Chinese manufacturer Fotile designs an exhaust hood that actually exhausts
The two most problematic appliances in the kitchen today are the dishwasher and the kitchen exhaust hood. I have called the kitchen exhaust The most screwed up, badly designed, inappropriately used appliance in your home and on MNN noted that Worrying about kitchen fans is exhausting. Because for the most part, they just don't work very well.
In China, they have a bigger exhaust problem than we do because of the way they flash-fry food; it needs a lot of exhausting in a hurry, and they need a hood that works. That's why I was so surprised to discover the Fotile booth at the National Home Show in Toronto. Fotile is the biggest appliance company I had never heard of, a high end Chinese manufacturer with ten thousand employees that devotes 5 percent of sales to research and development, and it shows. It has a shelf of design awards too, including six Red Dot awards for industrial design.

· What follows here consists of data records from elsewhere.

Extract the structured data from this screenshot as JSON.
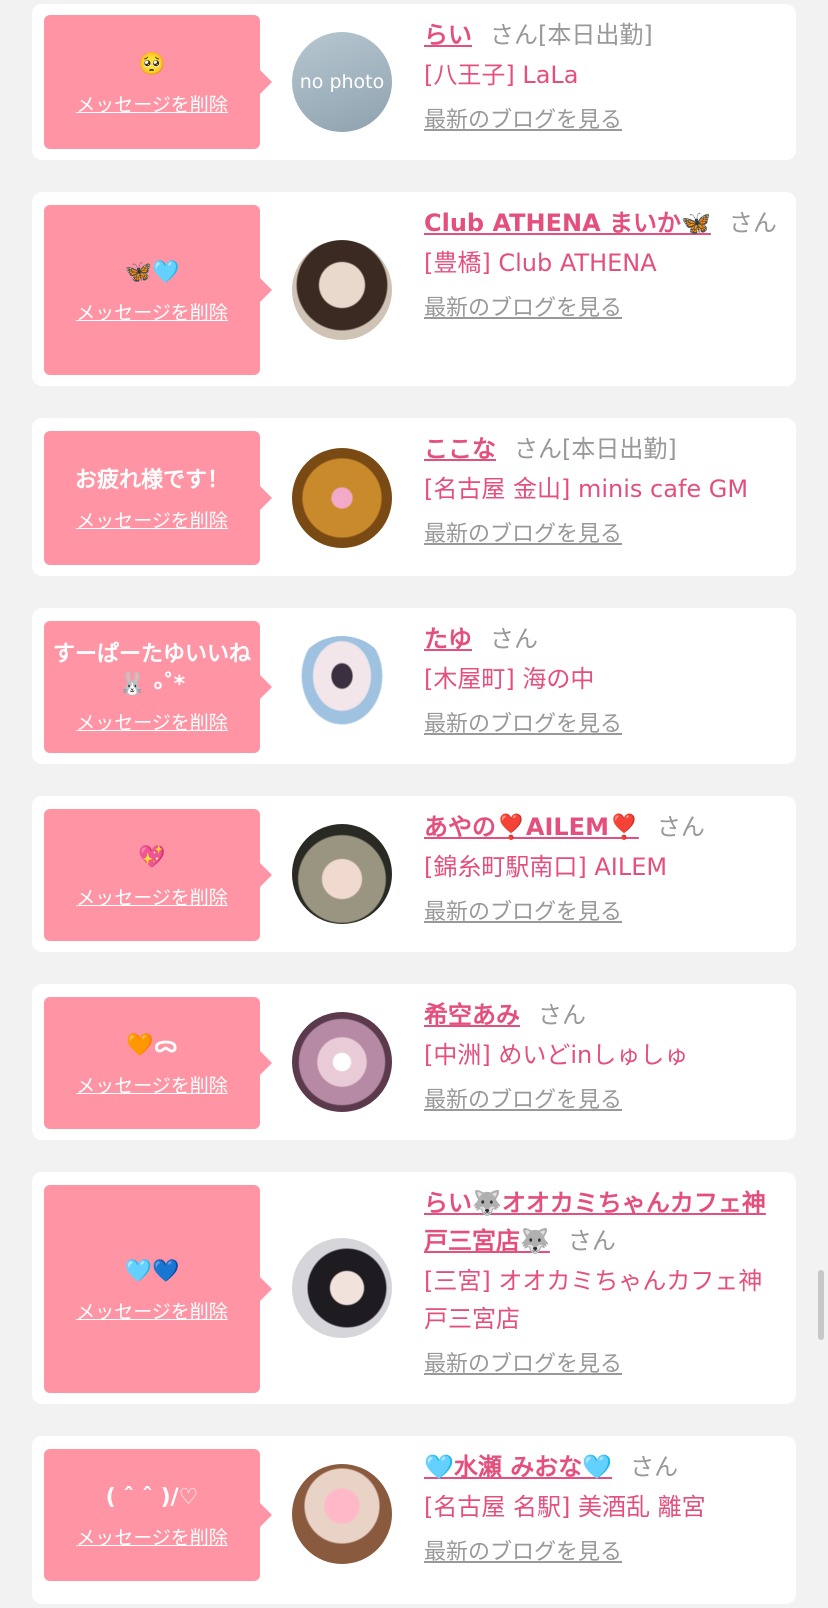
{
  "delete_label": "メッセージを削除",
  "blog_label": "最新のブログを見る",
  "san_label": "さん",
  "entries": [
    {
      "message": "🥺",
      "name": "らい",
      "status": "[本日出勤]",
      "shop": "[八王子] LaLa",
      "avatar_text": "no photo"
    },
    {
      "message": "🦋🩵",
      "name": "Club ATHENA まいか🦋",
      "status": "",
      "shop": "[豊橋] Club ATHENA",
      "avatar_text": ""
    },
    {
      "message": "お疲れ様です！",
      "name": "ここな",
      "status": "[本日出勤]",
      "shop": "[名古屋 金山] minis cafe GM",
      "avatar_text": ""
    },
    {
      "message": "すーぱーたゆいいね🐰 ৹˚*",
      "name": "たゆ",
      "status": "",
      "shop": "[木屋町] 海の中",
      "avatar_text": ""
    },
    {
      "message": "💖",
      "name": "あやの❣️AILEM❣️",
      "status": "",
      "shop": "[錦糸町駅南口] AILEM",
      "avatar_text": ""
    },
    {
      "message": "🧡ᯅ",
      "name": "希空あみ",
      "status": "",
      "shop": "[中洲] めいどinしゅしゅ",
      "avatar_text": ""
    },
    {
      "message": "🩵💙",
      "name": "らい🐺オオカミちゃんカフェ神戸三宮店🐺",
      "status": "",
      "shop": "[三宮] オオカミちゃんカフェ神戸三宮店",
      "avatar_text": ""
    },
    {
      "message": "( ˆ ˆ )/♡",
      "name": "🩵水瀬 みおな🩵",
      "status": "",
      "shop": "[名古屋 名駅] 美酒乱 離宮",
      "avatar_text": ""
    }
  ],
  "colors": {
    "bubble": "#ff95a4",
    "name": "#e4507e",
    "muted": "#999999",
    "background": "#f2f2f2"
  }
}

The shape of the hood lets it sit quite low at the back; when you turn it on a flap opens up and the fan pulls in the exhaust very effectively; they had a steaming pot on the next stove and you can see it being sucked up in my short video. It's very quiet, considering that it is pulling 1000 cubic feet of air per minute. That's a lot, but in Chinese cooking it's not on for that long. In a tightly sealed house that much exhaust could cause some problems. (see more on this issue on MNN: Hyperventilation about kitchen ventilation.) But still, it is the most interesting (and effective) residential exhaust hood I have seen yet. It's expensive, but resistance is Fotile.
And then there is their amazing integrated sink and dishwasher. Oh wait, it's not just a dishwasher, it comes with a different rack that you can use to wash your fruits, vegetables and even fish in it. According to Fotile it can effectively remove pesticides (a worry with local vegetables in China); There are four powerful jets coming up from the bottom.
Lloyd Alter/CC BY 2.0
It's also a very efficient dishwasher, using just 0.32 kw and 6 liters of water. There is something to be said for being in the countertop, too, as this hilarious google translation notes:
In addition, the side too sink dishwasher according to ergonomic also adopted the “clamshell” design, combined with the sink, embedded in the table, put a bowl, take the bowl without bending squat, but it also uses amazing dish rack design, greatly compatible with the shape tableware market, even if the design is very unique dishes can also be freely placed. While adding simple operation of “PTT” button layout, easy to use, peace of mind, even children will use.
Lloyd Alter/CC BY 2.0
Kitchenaid promised a version of this years ago that never appeared; I thought at the time "It just makes so much sense to integrate the wet functions, and top loading is logical when you are dealing with water." It also makes sense to design a machine that accommodates a single meal or that's small enough for a single person. Alas this is far too expensive, at over $3,000 for the sink and dishwasher combo, but it's such a good idea.